Jakarta (ANTARA News) - KPK memanggil ketua Pengadilan Negeri Bengkulu Encep Yuliadi dan hakim tindak pidana korupsi (Tipikor) PN Bengkulu Siti Insriah dalam penyidikan perkara dugaan penerimaan suap untuk mempengaruhi putusan terkait kasus tindak pidana korupsi penyalahgunaan honor Dewan Pembina RSUD Bengkulu tahun 2011.

"Encep Yuliadi dan Siti Insriah diperiksa sebagai saksi untuk tersangka ES (Edi Santroni)," kata pelaksana harian (Plh) Kabiro Humas KPK Yuyuk Andriati di Jakarta, Selasa.
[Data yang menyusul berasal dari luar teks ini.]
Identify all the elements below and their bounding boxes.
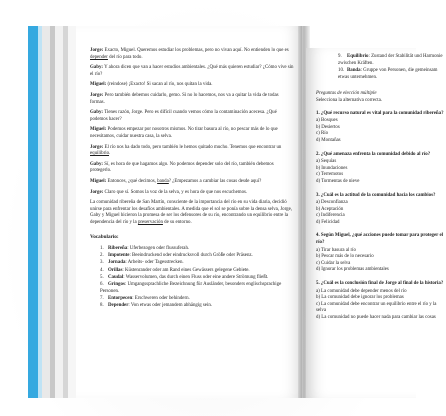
answer-option: c) Indiferencia bbox=[316, 213, 345, 219]
vocab-number: 1. bbox=[100, 246, 104, 252]
answer-option: c) Cuidar la selva bbox=[316, 260, 351, 266]
answer-option: c) La comunidad debe encontrar un equilibrio entre el río y la selva bbox=[316, 301, 437, 314]
dialogue-text: Claro que sí. Somos la voz de la selva, y es hora de que nos escuchemos. bbox=[104, 189, 248, 195]
right-page-text bbox=[316, 54, 446, 329]
dialogue-text: Exacto, Miguel. Queremos estudiar los problemas, pero no vivan aquí. No entienden lo que es bbox=[104, 48, 289, 53]
question-block bbox=[316, 193, 446, 227]
question-text: 1. ¿Qué recurso natural es vital para la comunidad ribereña? bbox=[316, 110, 444, 116]
question-block bbox=[316, 233, 446, 274]
speaker-name: Miguel: bbox=[90, 82, 107, 88]
question-text: 3. ¿Cuál es la actitud de la comunidad hacia los cambios? bbox=[316, 192, 436, 198]
page-edge-3 bbox=[55, 26, 63, 398]
vocab-term: Ribereña bbox=[108, 246, 128, 252]
dialogue-line bbox=[90, 65, 294, 78]
speaker-name: Miguel: bbox=[90, 127, 107, 133]
answer-option: a) Desconfianza bbox=[316, 200, 348, 206]
answer-option: a) Bosques bbox=[316, 118, 338, 124]
vocab-definition: : Umgangssprachliche Bezeichnung für Ausländer, besonders englischsprachige Personen. bbox=[100, 282, 282, 294]
vocab-term: Equilibrio bbox=[347, 54, 369, 59]
vocab-list-continued bbox=[316, 54, 446, 81]
speaker-name: Gaby: bbox=[90, 161, 104, 167]
answer-option: a) Tirar basura al río bbox=[316, 247, 356, 253]
answer-option: a) La comunidad debe depender menos del río bbox=[316, 288, 407, 294]
vocab-definition: : Gruppe von Personen, die gemeinsam etwas unternehmen. bbox=[338, 68, 438, 80]
vocab-number: 4. bbox=[100, 267, 104, 273]
vocab-item bbox=[100, 275, 294, 282]
open-book bbox=[28, 26, 444, 398]
speaker-name: Jorge: bbox=[90, 92, 104, 98]
answer-option: d) Felicidad bbox=[316, 219, 340, 225]
questions bbox=[316, 111, 446, 322]
right-page bbox=[306, 48, 444, 398]
answer-option: b) Aceptación bbox=[316, 206, 344, 212]
vocab-number: 5. bbox=[100, 274, 104, 280]
vocab-number: 7. bbox=[100, 295, 104, 301]
question-block bbox=[316, 152, 446, 186]
vocab-item bbox=[100, 282, 294, 295]
dialogue-line bbox=[90, 162, 294, 175]
speaker-name: Gaby: bbox=[90, 65, 104, 71]
question-text: 4. Según Miguel, ¿qué acciones puede tomar para proteger el río? bbox=[316, 233, 444, 246]
underlined-word: depender bbox=[90, 54, 108, 60]
answer-option: d) La comunidad no puede hacer nada para cambiar las cosas bbox=[316, 315, 436, 320]
speaker-name: Miguel: bbox=[90, 178, 107, 184]
dialogue-line bbox=[90, 93, 294, 106]
vocab-number: 10. bbox=[338, 68, 345, 74]
vocab-term: Banda bbox=[347, 68, 361, 74]
vocab-definition: : Erschweren oder behindern. bbox=[132, 295, 190, 301]
dialogue-line bbox=[90, 190, 294, 197]
cover-edge-blue bbox=[28, 26, 38, 398]
vocab-item bbox=[316, 54, 446, 67]
dialogue-text-after: ? ¿Empezamos a cambiar las cosas desde aquí? bbox=[168, 178, 262, 184]
dialogue-line bbox=[90, 145, 294, 158]
vocab-definition: : Küstenrander oder am Rand eines Gewässers gelegene Gebiete. bbox=[122, 267, 250, 273]
vocab-term: Entorpecen bbox=[108, 295, 133, 301]
vocab-item bbox=[100, 268, 294, 275]
dialogue-text-after: . bbox=[109, 151, 111, 157]
dialogue-text: Sí, es hora de que hagamos algo. No podemos depender solo del río, también debemos protegerlo. bbox=[90, 161, 274, 174]
left-page bbox=[76, 26, 302, 398]
vocab-definition: : Beeindruckend oder eindrucksvoll durch Größe oder Präsenz. bbox=[129, 253, 253, 259]
question-block bbox=[316, 281, 446, 322]
left-page-text bbox=[90, 48, 294, 310]
dialogue-text: Pero también debemos cuidarlo, gemo. Si no lo hacemos, nos va a quitar la vida de todas formas. bbox=[90, 92, 279, 105]
question-text: 5. ¿Cuál es la conclusión final de Jorge al final de la historia? bbox=[316, 281, 444, 287]
speaker-name: Jorge: bbox=[90, 144, 104, 150]
answer-option: d) Tormentas de nieve bbox=[316, 178, 360, 184]
dialogue-line bbox=[90, 179, 294, 186]
vocab-title: Vocabulario: bbox=[90, 234, 119, 241]
page-edge-1 bbox=[42, 26, 50, 398]
speaker-name: Jorge: bbox=[90, 48, 104, 53]
section-title: Preguntas de elección múltiple bbox=[316, 91, 377, 97]
dialogue-line bbox=[90, 127, 294, 140]
vocab-number: 6. bbox=[100, 282, 104, 287]
speaker-name: Jorge: bbox=[90, 189, 104, 195]
closing-paragraph: La comunidad ribereña de San Martín, consciente de la importancia del río en su vida diaria, decidió unirse para enfrentar los desafíos ambientales. A medida que el sol se ponía sobre la densa selva, Jorge, Gaby y Miguel hicieron la promesa de ser los defensores de su río, encontrando un equilibrio entre la dependencia del río y la preservación de su entorno. bbox=[90, 200, 292, 225]
answer-option: c) Río bbox=[316, 131, 329, 137]
answer-option: d) Ignorar los problemas ambientales bbox=[316, 267, 389, 273]
vocab-number: 3. bbox=[100, 260, 104, 266]
vocab-term: Orillas bbox=[108, 267, 123, 273]
answer-option: d) Montañas bbox=[316, 137, 341, 143]
vocab-number: 2. bbox=[100, 253, 104, 259]
vocab-number: 9. bbox=[338, 54, 342, 59]
question-block bbox=[316, 111, 446, 145]
underlined-word: equilibrio bbox=[90, 151, 110, 157]
dialogue-text: Y ahora dicen que van a hacer estudios ambientales. ¿Qué más quieren estudiar? ¿Cómo vive sin el río? bbox=[90, 65, 294, 77]
vocab-list bbox=[90, 246, 294, 310]
vocab-term: Jornada bbox=[108, 260, 126, 266]
answer-option: a) Sequías bbox=[316, 159, 337, 165]
vocab-number: 8. bbox=[100, 302, 104, 308]
dialogue-text: Entonces, ¿qué decimos, bbox=[107, 178, 158, 184]
answer-option: b) La comunidad debe ignorar los problemas bbox=[316, 295, 404, 301]
question-text: 2. ¿Qué amenaza enfrenta la comunidad debido al río? bbox=[316, 151, 431, 157]
speaker-name: Gaby: bbox=[90, 110, 104, 116]
vocab-definition: : Von etwas oder jemandem abhängig sein. bbox=[128, 302, 212, 308]
dialogue-text: El río nos ha dado todo, pero también le hemos quitado mucho. Tenemos que encontrar un bbox=[104, 144, 282, 150]
answer-option: c) Terremotos bbox=[316, 172, 344, 178]
vocab-term: Depender bbox=[108, 302, 129, 308]
dialogue bbox=[90, 48, 294, 196]
vocab-item bbox=[100, 296, 294, 303]
dialogue-line bbox=[90, 48, 294, 61]
vocab-item bbox=[316, 68, 446, 81]
dialogue-text: Podemos empezar por nosotros mismos. No tirar basura al río, no pescar más de lo que necesitamos, cuidar nuestra casa, la selva. bbox=[90, 127, 278, 139]
vocab-definition: : Wasservolumen, das durch einen Fluss oder eine andere Strömung fließt. bbox=[123, 274, 269, 280]
dialogue-text: (reindose) ¡Exacto! Si sacan al río, nos quitan la vida. bbox=[107, 82, 213, 88]
answer-option: b) Inundaciones bbox=[316, 165, 348, 171]
vocab-definition: : Uferbezogen oder flussuferah. bbox=[127, 246, 190, 252]
dialogue-line bbox=[90, 110, 294, 123]
vocab-term: Gringos bbox=[108, 282, 125, 287]
vocab-item bbox=[100, 246, 294, 253]
dialogue-line bbox=[90, 82, 294, 89]
dialogue-text: Tienes razón, Jorge. Pero es difícil cuando vemos cómo la contaminación acecesa. ¿Qué podemos hacer? bbox=[90, 110, 277, 122]
vocab-item bbox=[100, 303, 294, 310]
answer-option: b) Desiertos bbox=[316, 124, 340, 130]
page-edge-5 bbox=[68, 26, 76, 398]
vocab-definition: : Zustand der Stabilität und Harmonie zwischen Kräften. bbox=[338, 54, 443, 66]
vocab-definition: : Arbeits- oder Tagesstrecken. bbox=[125, 260, 184, 266]
dialogue-text-after: del río para todo. bbox=[107, 54, 143, 60]
answer-option: b) Pescar más de lo necesario bbox=[316, 254, 374, 260]
underlined-word: banda bbox=[157, 178, 169, 184]
vocab-term: Impotente bbox=[108, 253, 130, 259]
vocab-term: Caudal bbox=[108, 274, 124, 280]
section-subtitle: Selecciona la alternativa correcta. bbox=[316, 97, 382, 103]
vocab-item bbox=[100, 260, 294, 267]
vocab-item bbox=[100, 253, 294, 260]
Siti Insriah adalah salah satu tim majelis hakim bersama dengan Ketua PN Kehapiang sekaligus hakim tipikor Janner Purba dan hakim ad hoc Tipikor Toton yang sudah ditetapkan sebagai tersangka dalam perkara ini.

Janner dan Toton diketahui kerap berpasangan dan sudah membebaskan 10 orang terdakwa perkara korupsi di PN Bengkulu selama periode 2015-2016. KPK juga sudah menyita mobil Toyota Fortuner milik Janner Purba.

Selain memeriksa Encep dan Siti, KPK juga memanggil seorang wiraswasta bernama Nurman Soehardi, panitera PN Tipikor Bengkulu Zailani Syihab dan PNS UPPP kabupaten Bengkulu Tengah Febi Irwansyah.

Dalam perkara ini, KPK menetapkan lima orang tersangka yaitu Ketua Pengadilan Negeri Kepahiang sekaligus hakim tindak pidana korupsi (Tipikor) Janner Purba, hakim ad hoc PN kota Bengkulu Toton, panitera PN Kota Bengkulu Badaruddin Amsori Bachsin alias Billy, mantan Kepala Bagian Keuangan rumah sakit Muhammad Yunus Syafri Syafii, mantan Wakil Direktur Umum dan Keuangan RS Muhammad Yunus Edi Santroni.

KPK melakukan Operasi Tangkap Tangan (OTT) terhadap lima orang tersebut pada Senin (23/5) di beberapa lokasi di Kepahiang Bengkulu. Dalam OTT tersebut KPK menyita uang sebesar Rp150 juta yang diberikan oleh Syafri kepada Janner setelah sebelumnya Edi memberikan Rp500 juta kepada Janner pada 17 Mei 2016 sehingga total uang yang sudah diterima Janner sekitar Rp650 juta.

Uang tersebut diberikan agar majelis hakim yang dipimpin oleh Janner Purba dengan anggota majelis Toton dan Siti Ansyiria membebaskan Edi dan Syafri selaku terdakwa yang masing-masing dituntut 3,5 tahun penjara dalam kasus penyalahgunaan honor Dewan Pembina Rumah Sakit Umum Daerah Bengkulu Muhammad Yunus. Vonis kasus itu rencananya akan dibacakan pada Selasa (24/5).

Kasus tersebut berawal dari Surat Keputusan (SK) Gubernur Nomor Z. 17 XXXVIII Tahun 2011 Tentang Tim Pembina Manajemen RSMY mengenai honor tim pembina RSUD M Yunus termasuk honor gubernur Bengkulu saat itu Junaidi Hamsyah.

Padahal SK itu bertentangan dengan Permendagri No 61 Tahun 2007 mengenai Dewan Pengawas yang menyebutkan bahwa Badan Layanan Umum Daerah (BLUD) tidak mengenal tim pembina.